Central Bank Digital Currency (CBDC) is a digital form of a country's currency issued and backed by the central bank. Its convenience, speed, and security are becoming increasingly popular worldwide. However, many still have reservations about it, particularly regarding their privacy and freedom to control their finances. Now we have a real-life example where we can first see how governments could make all of to switch CBDCs
Governments worldwide are currently grappling with the issue of how to encourage the adoption of CBDC while balancing citizens' concerns. One country that has already implemented its own CBDC is Nigeria.

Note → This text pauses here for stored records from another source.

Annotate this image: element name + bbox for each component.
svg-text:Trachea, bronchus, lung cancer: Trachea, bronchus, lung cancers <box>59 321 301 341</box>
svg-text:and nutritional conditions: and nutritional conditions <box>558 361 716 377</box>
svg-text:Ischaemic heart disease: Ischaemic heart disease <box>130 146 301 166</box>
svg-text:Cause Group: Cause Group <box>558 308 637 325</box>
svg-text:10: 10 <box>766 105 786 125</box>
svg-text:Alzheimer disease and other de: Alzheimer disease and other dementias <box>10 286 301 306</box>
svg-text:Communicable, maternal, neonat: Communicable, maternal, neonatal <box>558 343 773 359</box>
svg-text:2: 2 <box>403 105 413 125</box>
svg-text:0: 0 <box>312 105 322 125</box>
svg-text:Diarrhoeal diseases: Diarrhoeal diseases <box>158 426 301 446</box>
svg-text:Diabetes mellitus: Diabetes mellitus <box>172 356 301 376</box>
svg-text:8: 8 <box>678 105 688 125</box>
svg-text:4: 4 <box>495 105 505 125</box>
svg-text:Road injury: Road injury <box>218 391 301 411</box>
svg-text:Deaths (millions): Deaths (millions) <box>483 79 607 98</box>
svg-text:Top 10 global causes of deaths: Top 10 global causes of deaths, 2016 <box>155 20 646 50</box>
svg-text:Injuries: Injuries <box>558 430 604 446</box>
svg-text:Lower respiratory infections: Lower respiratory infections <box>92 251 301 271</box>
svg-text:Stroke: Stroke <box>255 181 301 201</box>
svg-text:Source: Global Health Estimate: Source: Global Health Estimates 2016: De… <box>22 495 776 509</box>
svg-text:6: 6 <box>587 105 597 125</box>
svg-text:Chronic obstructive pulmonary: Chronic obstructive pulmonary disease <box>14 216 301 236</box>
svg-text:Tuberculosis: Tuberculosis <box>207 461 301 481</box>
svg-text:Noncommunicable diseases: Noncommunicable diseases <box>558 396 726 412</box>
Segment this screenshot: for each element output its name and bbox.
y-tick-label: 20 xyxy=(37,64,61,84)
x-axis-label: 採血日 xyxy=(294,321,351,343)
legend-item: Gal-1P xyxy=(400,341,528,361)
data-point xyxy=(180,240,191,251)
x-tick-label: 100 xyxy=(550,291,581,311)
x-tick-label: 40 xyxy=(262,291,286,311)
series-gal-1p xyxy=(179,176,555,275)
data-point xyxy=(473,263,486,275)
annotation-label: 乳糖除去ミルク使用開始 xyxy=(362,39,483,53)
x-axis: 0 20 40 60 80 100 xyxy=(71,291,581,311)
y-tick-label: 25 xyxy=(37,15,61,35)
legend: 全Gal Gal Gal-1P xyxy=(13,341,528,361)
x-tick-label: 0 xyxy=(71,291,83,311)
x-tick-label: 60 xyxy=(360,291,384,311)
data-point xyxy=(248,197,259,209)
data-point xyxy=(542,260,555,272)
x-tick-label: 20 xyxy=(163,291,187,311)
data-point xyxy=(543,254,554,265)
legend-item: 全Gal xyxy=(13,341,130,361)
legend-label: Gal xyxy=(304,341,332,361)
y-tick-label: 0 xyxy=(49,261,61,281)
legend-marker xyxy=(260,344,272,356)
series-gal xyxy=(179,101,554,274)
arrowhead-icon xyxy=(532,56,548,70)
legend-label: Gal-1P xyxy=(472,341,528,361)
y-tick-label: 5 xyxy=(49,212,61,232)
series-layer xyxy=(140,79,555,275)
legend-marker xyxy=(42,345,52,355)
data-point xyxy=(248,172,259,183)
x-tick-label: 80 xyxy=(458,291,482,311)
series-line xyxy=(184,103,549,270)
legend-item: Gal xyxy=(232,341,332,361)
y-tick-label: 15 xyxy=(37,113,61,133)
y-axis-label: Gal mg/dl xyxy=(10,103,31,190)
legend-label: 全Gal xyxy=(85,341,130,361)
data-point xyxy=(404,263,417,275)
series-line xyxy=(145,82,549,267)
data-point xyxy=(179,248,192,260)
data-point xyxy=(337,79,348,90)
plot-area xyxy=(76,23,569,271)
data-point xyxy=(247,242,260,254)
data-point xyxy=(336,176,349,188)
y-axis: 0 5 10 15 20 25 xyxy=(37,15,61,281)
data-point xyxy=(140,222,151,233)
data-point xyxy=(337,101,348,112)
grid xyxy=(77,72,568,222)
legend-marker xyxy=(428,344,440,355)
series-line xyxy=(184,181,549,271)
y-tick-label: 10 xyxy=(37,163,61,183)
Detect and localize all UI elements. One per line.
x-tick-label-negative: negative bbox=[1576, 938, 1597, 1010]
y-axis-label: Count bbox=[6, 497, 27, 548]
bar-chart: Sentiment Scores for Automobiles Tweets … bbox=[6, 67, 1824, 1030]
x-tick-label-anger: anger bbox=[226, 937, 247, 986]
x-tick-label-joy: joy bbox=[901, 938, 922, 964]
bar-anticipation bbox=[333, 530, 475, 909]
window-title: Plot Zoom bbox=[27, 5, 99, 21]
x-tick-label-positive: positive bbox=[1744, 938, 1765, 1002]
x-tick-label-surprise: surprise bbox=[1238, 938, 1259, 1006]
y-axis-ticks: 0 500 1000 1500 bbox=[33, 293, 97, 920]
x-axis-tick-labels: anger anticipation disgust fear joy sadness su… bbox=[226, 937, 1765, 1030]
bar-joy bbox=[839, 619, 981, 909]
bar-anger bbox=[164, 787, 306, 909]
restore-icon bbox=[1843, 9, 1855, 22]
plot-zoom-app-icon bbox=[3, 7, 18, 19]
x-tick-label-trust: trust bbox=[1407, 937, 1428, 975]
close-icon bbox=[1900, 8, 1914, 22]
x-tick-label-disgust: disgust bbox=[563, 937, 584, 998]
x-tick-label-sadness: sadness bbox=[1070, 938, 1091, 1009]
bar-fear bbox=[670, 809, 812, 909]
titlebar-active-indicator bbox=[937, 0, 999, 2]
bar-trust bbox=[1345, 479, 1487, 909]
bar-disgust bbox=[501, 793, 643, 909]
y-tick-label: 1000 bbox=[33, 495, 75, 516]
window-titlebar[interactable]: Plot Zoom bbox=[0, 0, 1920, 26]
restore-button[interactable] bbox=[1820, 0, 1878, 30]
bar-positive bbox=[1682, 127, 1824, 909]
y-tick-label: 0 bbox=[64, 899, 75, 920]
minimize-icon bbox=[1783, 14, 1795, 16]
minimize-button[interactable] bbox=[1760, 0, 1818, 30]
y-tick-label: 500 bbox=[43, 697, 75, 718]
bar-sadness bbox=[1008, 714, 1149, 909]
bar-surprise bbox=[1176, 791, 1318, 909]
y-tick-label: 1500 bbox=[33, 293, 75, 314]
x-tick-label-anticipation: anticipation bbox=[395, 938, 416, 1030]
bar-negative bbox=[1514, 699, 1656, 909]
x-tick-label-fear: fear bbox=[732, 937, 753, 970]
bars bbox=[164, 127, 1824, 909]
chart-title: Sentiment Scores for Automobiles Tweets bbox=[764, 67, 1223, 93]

The Central Bank of Nigeria launched its digital currency, the eNaira, in October 2021, making it the first African country to do so.
But how did the Nigerian government get its citizens to use the eNaira?
n October 2021, the Nigerian government launched its digital currency, the eNaira. However, only 0.5% of Nigerians were using the currency one year later. Given the concerns about privacy and government control over financial transactions, the government's low adoption rate was unsurprising. Many people are not ready to give the government that much power.
To encourage the use of eNaira, the government took drastic measures.
They started by limiting the amount of cash people could withdraw from ATMs and banks to just $44 per week. This was a significant hardship for many Nigerians, who needed about $40 daily to survive. However, the government went even further and banned cash altogether.
Then, in October 2022, the Nigerian government announced that they were no longer accepting old banknotes and that new banknotes would be given to the people. However, the banks failed to issue the new banknotes, leaving many people without access to physical cash.
As a result, there was a 60% increase in eNaira usage.
This real-life example from Nigeria highlights the challenges of transitioning from traditional to digital currency. The government's heavy-handed approach to promoting eNaira adoption has caused hardship for many Nigerians who rely on cash for their daily transactions, particularly those who are unbanked or underbanked. (watch the video over here )
While the government's efforts to promote eNaira adoption may have increased usage, the lack of access to physical cash has also created unintended consequences. Governments and central banks need to consider citizens' concerns and ensure that the adoption of digital currency is a voluntary choice rather than a forced one.
What is your thought on CBDCs? Do you think we are closer to the CBDCs than we think we are, especially when banks are falling like dominos?